We can also understand the commandment when we think about our personal experience. Our lives are more meaningful where we know that we're valued for who we are, not what we have, provide, or achieve. We find this appreciation first and foremost in our parents.


Why honour our parents?

To honour someone means to respect them, recognising and responding to their dignity as a person. So why should we respect our parents?

First of all, as children, our parents' dignity is unique. We can never sufficiently repay them for the gift of life, which God has given us through them. And we could also add that they've made sacrifices in order to bring us into this world. They raised and educated us so we could grow into responsible people.

Your family situation may have been less than ideal. Maybe you or your friends have suffered violence, lack of love, separation from loved ones, etc. Pope Francis points out that the fourth commandment "does not speak of parents' goodness; it doesn't ask that fathers and mothers be perfect. It speaks of an act of the children, regardless of their parents' merits, and says something extraordinary and liberating: even if not all parents are good and not all childhoods are peaceful, all children can be happy, because achieving a full and happy life depends on just recognition towards those who brought us into the world [...] Many saints — and very many Christians — after a painful childhood, have lived luminous lives, because, thanks to Jesus Christ, they have been reconciled with life" (Pope Francis, General Audience, 19 September 2018).

Duties as children or as parents

In a broad sense, this commandment covers all relationships in the family, summarised in the term "honour," or respect, which, again, means treating each person as their personal dignity requires.

The way parents and children treat each other has taken many different forms in various cultures, but always includes respect and obedience. When parents grow old or become ill, adult children must repay what they received from them with all the material and emotional help possible: "My child, help your father in his old age" (Sir 3:14). Abandoning them to their fate, for example, in a poor-quality care home, and making minimal visits out of selfishness or convenience, is not the act of a good child.

The main duties of parents towards their children are, first, material care: food, clothing, shelter and medical attention, if needed. Then, parents have a duty to educate their children to make them good citizens and Christians. They also have a responsibility to create a home, a family space where love, forgiveness, respect, faithfulness and selfless service can be learned and experiences. Such a home is the most appropriate and natural environment for children (and everyone in it) to grow in virtues and values.

When we believe in God's love, these duties are pleasant. St. Josemaria called them a "sweet precept."

Other duties

The fourth commandment is linked to other relationships in society. St. John Paul II said: "As the family is, so is the nation, so is man" (Saint John Paul II, 8-VI-1979). Put another way, when this commandment is lived out, families gets better and society gets better.
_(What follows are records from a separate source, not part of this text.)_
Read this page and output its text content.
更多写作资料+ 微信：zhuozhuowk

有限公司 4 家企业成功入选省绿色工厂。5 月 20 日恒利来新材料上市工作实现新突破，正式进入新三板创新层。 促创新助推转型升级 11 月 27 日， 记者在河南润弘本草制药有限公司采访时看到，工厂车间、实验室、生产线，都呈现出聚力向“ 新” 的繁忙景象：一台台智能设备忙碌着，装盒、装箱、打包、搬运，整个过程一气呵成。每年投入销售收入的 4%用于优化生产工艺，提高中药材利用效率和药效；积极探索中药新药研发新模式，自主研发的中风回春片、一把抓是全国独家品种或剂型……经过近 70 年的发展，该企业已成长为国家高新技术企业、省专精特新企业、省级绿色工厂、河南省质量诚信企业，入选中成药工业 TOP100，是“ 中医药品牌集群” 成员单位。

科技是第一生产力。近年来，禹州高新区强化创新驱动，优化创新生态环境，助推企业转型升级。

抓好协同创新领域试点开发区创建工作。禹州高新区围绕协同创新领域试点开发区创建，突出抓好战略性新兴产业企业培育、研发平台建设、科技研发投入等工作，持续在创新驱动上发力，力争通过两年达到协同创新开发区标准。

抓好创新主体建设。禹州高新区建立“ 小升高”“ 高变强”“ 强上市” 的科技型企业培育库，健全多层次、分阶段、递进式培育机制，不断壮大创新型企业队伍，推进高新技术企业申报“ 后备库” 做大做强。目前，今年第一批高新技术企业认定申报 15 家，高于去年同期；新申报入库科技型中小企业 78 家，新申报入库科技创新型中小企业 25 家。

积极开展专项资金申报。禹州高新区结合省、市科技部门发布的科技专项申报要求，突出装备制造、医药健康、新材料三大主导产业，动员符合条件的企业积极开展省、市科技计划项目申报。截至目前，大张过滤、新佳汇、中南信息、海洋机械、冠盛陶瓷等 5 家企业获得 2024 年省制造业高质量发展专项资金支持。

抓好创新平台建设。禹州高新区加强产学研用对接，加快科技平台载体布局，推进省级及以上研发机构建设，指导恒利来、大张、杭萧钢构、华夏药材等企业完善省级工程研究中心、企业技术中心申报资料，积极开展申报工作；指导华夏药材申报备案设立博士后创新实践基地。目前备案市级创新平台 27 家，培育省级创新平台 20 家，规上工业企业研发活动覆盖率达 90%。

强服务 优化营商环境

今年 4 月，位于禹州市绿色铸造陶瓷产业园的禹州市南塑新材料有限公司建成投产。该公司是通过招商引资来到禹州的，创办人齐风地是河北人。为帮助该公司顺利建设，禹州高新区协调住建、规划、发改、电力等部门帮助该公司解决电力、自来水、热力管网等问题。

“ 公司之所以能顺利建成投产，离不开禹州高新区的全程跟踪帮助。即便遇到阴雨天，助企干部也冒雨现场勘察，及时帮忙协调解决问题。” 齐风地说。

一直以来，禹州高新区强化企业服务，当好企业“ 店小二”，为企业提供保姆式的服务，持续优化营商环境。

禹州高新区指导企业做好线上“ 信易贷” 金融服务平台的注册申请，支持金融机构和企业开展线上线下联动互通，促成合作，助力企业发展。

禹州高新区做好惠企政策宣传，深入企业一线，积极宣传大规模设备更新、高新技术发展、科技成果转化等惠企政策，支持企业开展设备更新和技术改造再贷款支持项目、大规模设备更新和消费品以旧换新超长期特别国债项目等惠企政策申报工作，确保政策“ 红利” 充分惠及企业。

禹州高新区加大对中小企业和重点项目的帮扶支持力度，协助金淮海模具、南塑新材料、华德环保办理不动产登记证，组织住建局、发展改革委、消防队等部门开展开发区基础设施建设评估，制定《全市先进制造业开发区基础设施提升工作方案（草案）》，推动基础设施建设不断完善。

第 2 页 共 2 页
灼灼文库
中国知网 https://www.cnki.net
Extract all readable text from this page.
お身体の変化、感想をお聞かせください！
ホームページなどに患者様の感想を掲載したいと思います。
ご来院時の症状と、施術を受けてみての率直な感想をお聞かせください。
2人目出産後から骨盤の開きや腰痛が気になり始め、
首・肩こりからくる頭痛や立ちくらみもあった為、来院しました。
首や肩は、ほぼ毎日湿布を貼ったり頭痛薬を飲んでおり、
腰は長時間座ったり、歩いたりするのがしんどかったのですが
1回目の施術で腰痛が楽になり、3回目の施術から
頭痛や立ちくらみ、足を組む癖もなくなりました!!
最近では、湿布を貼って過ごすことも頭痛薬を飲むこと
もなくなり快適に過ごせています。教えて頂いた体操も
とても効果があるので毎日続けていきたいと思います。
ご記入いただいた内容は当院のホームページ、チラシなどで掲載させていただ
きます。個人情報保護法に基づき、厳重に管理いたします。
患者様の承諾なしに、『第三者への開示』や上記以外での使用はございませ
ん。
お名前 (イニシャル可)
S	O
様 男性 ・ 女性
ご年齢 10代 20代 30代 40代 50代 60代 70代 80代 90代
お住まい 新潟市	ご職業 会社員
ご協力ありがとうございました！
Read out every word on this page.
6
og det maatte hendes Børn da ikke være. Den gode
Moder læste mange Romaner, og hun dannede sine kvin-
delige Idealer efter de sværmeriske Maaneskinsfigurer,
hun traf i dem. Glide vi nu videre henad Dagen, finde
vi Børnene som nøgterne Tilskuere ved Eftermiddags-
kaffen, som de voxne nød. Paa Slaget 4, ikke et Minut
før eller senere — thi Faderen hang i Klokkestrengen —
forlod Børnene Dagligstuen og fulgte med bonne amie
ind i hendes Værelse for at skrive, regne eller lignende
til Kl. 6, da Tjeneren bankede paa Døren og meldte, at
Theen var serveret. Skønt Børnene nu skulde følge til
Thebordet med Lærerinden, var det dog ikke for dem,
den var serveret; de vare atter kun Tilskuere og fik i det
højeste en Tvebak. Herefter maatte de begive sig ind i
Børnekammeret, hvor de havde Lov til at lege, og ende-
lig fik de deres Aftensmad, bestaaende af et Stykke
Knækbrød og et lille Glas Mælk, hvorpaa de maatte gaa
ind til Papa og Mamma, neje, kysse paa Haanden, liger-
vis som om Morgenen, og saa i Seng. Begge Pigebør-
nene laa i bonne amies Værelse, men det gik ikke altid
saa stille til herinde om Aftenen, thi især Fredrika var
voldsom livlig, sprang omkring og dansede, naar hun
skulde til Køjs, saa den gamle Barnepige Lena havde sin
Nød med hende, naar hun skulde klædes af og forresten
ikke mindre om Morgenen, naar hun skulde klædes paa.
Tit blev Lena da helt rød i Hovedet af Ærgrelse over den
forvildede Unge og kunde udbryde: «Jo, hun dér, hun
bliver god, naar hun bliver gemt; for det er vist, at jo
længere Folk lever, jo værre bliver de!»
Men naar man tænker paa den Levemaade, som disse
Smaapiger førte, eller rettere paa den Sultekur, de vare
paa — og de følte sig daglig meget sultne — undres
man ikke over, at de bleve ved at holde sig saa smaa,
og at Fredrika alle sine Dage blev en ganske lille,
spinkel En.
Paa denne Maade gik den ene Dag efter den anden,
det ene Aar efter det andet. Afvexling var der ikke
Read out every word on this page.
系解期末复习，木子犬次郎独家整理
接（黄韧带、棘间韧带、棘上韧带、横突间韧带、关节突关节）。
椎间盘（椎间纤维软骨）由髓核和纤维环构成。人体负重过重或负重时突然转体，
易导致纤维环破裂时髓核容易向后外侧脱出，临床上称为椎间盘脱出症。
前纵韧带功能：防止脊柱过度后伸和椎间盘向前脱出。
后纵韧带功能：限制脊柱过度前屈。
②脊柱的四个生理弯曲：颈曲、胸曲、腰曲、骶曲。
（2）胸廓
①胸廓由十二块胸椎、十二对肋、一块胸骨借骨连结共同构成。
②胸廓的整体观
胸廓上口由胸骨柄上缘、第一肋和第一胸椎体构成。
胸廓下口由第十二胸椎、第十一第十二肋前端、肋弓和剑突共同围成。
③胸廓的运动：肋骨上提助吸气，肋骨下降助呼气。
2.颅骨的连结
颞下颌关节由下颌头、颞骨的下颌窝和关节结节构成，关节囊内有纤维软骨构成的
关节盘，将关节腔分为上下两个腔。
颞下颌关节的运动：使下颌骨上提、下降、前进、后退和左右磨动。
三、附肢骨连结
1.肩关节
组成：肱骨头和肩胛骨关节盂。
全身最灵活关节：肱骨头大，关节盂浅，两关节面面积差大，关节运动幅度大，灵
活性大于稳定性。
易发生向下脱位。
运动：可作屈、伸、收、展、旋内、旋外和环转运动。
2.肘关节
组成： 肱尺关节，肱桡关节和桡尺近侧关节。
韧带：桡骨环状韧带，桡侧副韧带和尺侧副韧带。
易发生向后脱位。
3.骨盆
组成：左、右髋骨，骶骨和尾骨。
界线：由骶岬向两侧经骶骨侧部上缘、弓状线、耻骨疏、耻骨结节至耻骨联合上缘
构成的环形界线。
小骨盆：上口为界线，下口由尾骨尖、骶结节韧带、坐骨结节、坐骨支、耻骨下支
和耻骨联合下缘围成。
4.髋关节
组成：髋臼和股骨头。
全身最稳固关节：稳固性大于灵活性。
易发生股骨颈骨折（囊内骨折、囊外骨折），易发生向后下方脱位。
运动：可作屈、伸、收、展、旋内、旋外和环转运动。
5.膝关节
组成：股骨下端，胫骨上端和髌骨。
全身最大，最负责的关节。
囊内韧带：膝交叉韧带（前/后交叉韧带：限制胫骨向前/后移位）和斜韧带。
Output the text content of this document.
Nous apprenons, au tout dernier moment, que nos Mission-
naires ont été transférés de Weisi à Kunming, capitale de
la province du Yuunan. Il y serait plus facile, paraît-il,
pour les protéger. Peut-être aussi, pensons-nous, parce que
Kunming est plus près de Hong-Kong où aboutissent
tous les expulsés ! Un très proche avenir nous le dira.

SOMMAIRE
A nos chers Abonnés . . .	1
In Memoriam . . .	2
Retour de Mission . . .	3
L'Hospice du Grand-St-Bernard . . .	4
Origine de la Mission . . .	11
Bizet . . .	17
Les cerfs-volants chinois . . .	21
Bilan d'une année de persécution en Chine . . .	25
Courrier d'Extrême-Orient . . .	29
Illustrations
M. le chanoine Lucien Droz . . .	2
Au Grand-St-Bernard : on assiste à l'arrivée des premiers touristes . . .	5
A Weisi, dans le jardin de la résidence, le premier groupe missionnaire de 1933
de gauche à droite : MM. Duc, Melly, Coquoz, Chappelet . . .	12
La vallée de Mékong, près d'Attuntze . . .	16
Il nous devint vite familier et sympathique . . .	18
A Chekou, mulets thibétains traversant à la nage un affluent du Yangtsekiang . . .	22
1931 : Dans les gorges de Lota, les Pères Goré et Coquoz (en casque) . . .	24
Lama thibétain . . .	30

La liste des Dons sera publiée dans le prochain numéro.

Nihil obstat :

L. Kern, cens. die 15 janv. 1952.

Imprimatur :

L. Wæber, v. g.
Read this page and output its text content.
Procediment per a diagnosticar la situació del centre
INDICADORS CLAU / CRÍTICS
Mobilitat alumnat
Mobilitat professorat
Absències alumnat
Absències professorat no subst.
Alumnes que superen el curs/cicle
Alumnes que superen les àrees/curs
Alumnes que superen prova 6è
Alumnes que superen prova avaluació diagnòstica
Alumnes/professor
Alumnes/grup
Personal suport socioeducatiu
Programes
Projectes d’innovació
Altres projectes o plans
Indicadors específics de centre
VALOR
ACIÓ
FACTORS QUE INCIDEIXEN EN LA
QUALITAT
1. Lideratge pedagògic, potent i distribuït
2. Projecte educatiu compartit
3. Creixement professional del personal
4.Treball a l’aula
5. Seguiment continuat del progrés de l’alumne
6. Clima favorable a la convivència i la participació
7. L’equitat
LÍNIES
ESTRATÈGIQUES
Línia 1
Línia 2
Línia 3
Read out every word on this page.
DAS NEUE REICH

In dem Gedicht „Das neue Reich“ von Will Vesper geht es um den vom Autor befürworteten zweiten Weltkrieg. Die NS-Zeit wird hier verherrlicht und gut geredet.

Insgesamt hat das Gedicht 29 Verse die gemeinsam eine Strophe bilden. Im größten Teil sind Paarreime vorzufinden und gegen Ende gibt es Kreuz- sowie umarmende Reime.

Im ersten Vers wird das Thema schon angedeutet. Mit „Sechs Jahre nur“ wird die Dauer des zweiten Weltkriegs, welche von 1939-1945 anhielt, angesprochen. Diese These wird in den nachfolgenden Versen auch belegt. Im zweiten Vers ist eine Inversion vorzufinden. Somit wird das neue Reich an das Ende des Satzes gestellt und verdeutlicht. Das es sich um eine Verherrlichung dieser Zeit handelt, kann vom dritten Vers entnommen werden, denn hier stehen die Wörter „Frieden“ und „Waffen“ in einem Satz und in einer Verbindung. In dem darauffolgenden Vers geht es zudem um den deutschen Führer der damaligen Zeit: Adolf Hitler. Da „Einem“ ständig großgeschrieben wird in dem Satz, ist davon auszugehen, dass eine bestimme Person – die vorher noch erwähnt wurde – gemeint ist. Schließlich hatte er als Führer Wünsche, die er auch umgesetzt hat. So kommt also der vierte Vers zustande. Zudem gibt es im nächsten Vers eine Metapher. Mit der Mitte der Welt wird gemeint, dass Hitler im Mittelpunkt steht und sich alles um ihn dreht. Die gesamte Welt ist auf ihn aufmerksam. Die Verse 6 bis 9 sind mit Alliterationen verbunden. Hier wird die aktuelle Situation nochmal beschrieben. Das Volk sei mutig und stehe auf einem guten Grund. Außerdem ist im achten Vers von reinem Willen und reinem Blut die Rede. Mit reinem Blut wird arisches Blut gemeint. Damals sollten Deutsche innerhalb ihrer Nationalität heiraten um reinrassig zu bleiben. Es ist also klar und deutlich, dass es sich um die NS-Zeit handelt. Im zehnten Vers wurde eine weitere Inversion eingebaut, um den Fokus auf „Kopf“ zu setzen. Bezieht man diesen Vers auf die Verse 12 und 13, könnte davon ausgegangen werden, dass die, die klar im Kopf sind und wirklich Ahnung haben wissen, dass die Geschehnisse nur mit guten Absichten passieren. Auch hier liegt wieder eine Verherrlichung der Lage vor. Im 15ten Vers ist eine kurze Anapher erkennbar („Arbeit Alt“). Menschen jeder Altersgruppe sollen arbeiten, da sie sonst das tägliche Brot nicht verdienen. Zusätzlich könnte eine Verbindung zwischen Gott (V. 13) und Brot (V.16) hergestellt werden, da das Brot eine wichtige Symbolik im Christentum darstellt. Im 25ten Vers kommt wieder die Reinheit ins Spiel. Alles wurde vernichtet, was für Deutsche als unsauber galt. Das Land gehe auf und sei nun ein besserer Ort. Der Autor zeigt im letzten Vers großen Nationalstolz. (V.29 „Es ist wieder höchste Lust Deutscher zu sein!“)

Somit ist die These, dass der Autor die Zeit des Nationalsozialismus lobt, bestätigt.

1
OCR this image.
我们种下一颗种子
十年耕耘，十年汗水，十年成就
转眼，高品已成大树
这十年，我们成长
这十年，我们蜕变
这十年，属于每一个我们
Faithfulness to the commitment of love within the family and respect for life are values that are instilled and developed in the love between parents and children. These values undoubtedly improve society and improve any human being.

Pope Francis explained that this commandment ensures honour in society: "The virtuous bond between generations is a guarantee of the future, and is a guarantee of a truly human history. A society of children who do not honour their parents is a society without honour; when parents are not honoured, one loses one's own honour" (Pope Francis, General Audience, 11 January 2015). And conversely, a society of children who honour their parents is a society with honour.

Finally, "God's fourth commandment also orders us to honour all those who, for our good, have received authority from God in society. This commandment determines both the duties of those who exercise authority and those of those who are subject to it" (Catechism of the Catholic Church, no. 2234), always with a view to the common good.